After two seasons at Auburn, Robinson took his first full-time position with Western Kentucky for one season before becoming cornerbacks coach at Southern Miss in 2009. His former college head coach, Tommy Tuberville, hired Robinson to serve as defensive backs coach at Texas Tech in 2010.

===Florida===
On January 2, 2011, the Florida Gators' new head coach, Will Muschamp, announced the hiring of Robinson as the Gators' defensive backs coach. During that time period, Florida played in two bowl games, including a win in the 2011 TicketCity Bowl.

===Auburn (second stint)===
On January 3, 2015, Robinson returned to Auburn, this time as cornerbacks coach.

===South Carolina===
On December 6, 2015, Robinson was hired as defensive coordinator at South Carolina, following Muschamp's appointment as head coach. The 2017 South Carolina team won the Outback Bowl. However, a lack of subsequent success led South Carolina to fire Muschamp in November 2020 seven games into the season. On December 6, 2020, exactly 5 years after his hiring at UofSC, it was reported that new head coach Shane Beamer will not retain Robinson for the 2021 season.
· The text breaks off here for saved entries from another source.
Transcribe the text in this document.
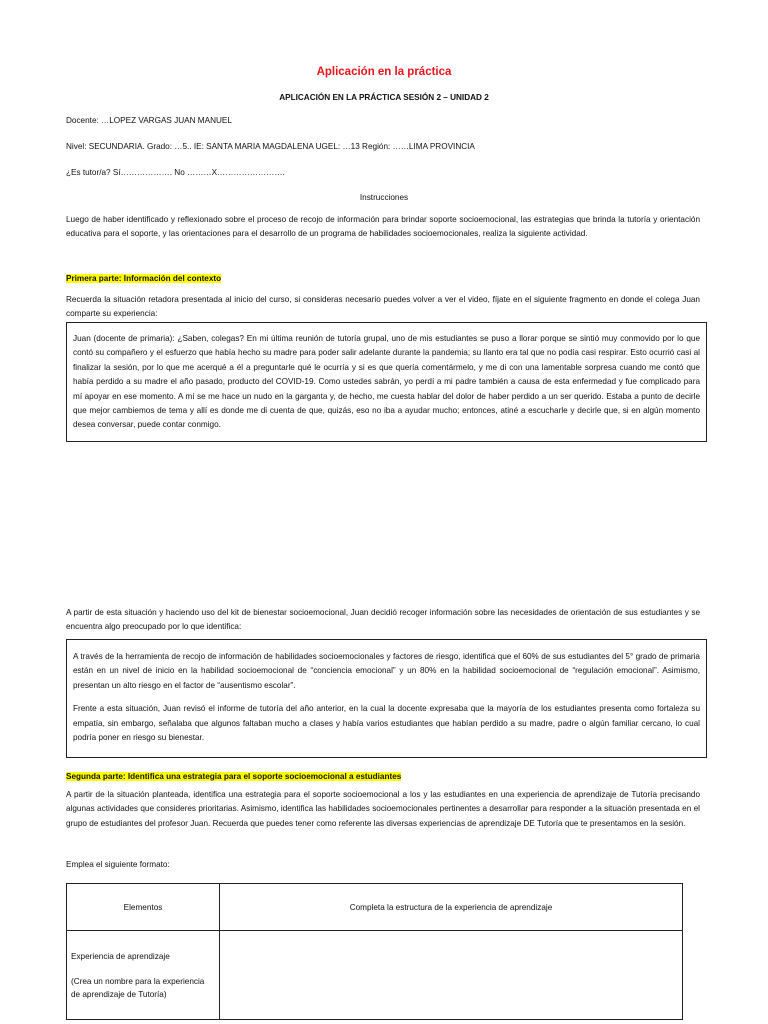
Aplicación en la práctica
APLICACIÓN EN LA PRÁCTICA SESIÓN 2 – UNIDAD 2
Docente: …LOPEZ VARGAS JUAN MANUEL
Nivel: SECUNDARIA. Grado: …5.. IE: SANTA MARIA MAGDALENA UGEL: …13 Región: ……LIMA PROVINCIA
¿Es tutor/a? Sí………………. No ………X…………………….
Instrucciones
Luego de haber identificado y reflexionado sobre el proceso de recojo de información para brindar soporte socioemocional, las estrategias que brinda la tutoría y orientación educativa para el soporte, y las orientaciones para el desarrollo de un programa de habilidades socioemocionales, realiza la siguiente actividad.
Primera parte: Información del contexto
Recuerda la situación retadora presentada al inicio del curso, si consideras necesario puedes volver a ver el video, fíjate en el siguiente fragmento en donde el colega Juan comparte su experiencia:

Juan (docente de primaria): ¿Saben, colegas? En mi última reunión de tutoría grupal, uno de mis estudiantes se puso a llorar porque se sintió muy conmovido por lo que contó su compañero y el esfuerzo que había hecho su madre para poder salir adelante durante la pandemia; su llanto era tal que no podía casi respirar. Esto ocurrió casi al finalizar la sesión, por lo que me acerqué a él a preguntarle qué le ocurría y si es que quería comentármelo, y me di con una lamentable sorpresa cuando me contó que había perdido a su madre el año pasado, producto del COVID-19. Como ustedes sabrán, yo perdí a mi padre también a causa de esta enfermedad y fue complicado para mí apoyar en ese momento. A mí se me hace un nudo en la garganta y, de hecho, me cuesta hablar del dolor de haber perdido a un ser querido. Estaba a punto de decirle que mejor cambiemos de tema y allí es donde me di cuenta de que, quizás, eso no iba a ayudar mucho; entonces, atiné a escucharle y decirle que, si en algún momento desea conversar, puede contar conmigo.

A partir de esta situación y haciendo uso del kit de bienestar socioemocional, Juan decidió recoger información sobre las necesidades de orientación de sus estudiantes y se encuentra algo preocupado por lo que identifica:

A través de la herramienta de recojo de información de habilidades socioemocionales y factores de riesgo, identifica que el 60% de sus estudiantes del 5° grado de primaria están en un nivel de inicio en la habilidad socioemocional de “conciencia emocional” y un 80% en la habilidad socioemocional de “regulación emocional”. Asimismo, presentan un alto riesgo en el factor de “ausentismo escolar”.

Frente a esta situación, Juan revisó el informe de tutoría del año anterior, en la cual la docente expresaba que la mayoría de los estudiantes presenta como fortaleza su empatía, sin embargo, señalaba que algunos faltaban mucho a clases y había varios estudiantes que habían perdido a su madre, padre o algún familiar cercano, lo cual podría poner en riesgo su bienestar.

Segunda parte: Identifica una estrategia para el soporte socioemocional a estudiantes
A partir de la situación planteada, identifica una estrategia para el soporte socioemocional a los y las estudiantes en una experiencia de aprendizaje de Tutoría precisando algunas actividades que consideres prioritarias. Asimismo, identifica las habilidades socioemocionales pertinentes a desarrollar para responder a la situación presentada en el grupo de estudiantes del profesor Juan. Recuerda que puedes tener como referente las diversas experiencias de aprendizaje DE Tutoría que te presentamos en la sesión.
Emplea el siguiente formato:
Elementos	Completa la estructura de la experiencia de aprendizaje

Experiencia de aprendizaje
(Crea un nombre para la experiencia de aprendizaje de Tutoría)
Robinson played a role in the development of several now-NFL defensive backs, including 2021 first round pick Jaycee Horn.

===Miami===
On January 9, 2021, he was hired as the defensive backs coach at the University of Miami.

===Alabama===
On January 19, 2022, rumors began to surface that Robinson was taking a position on Nick Saban’s staff at the University of Alabama. On January 21, 2022, Robinson confirmed joining the Alabama staff as DB coach on his Twitter account.

===Georgia===
On January 13, 2024, Robinson was named the co-defensive coordinator and safeties coach at the University of Georgia.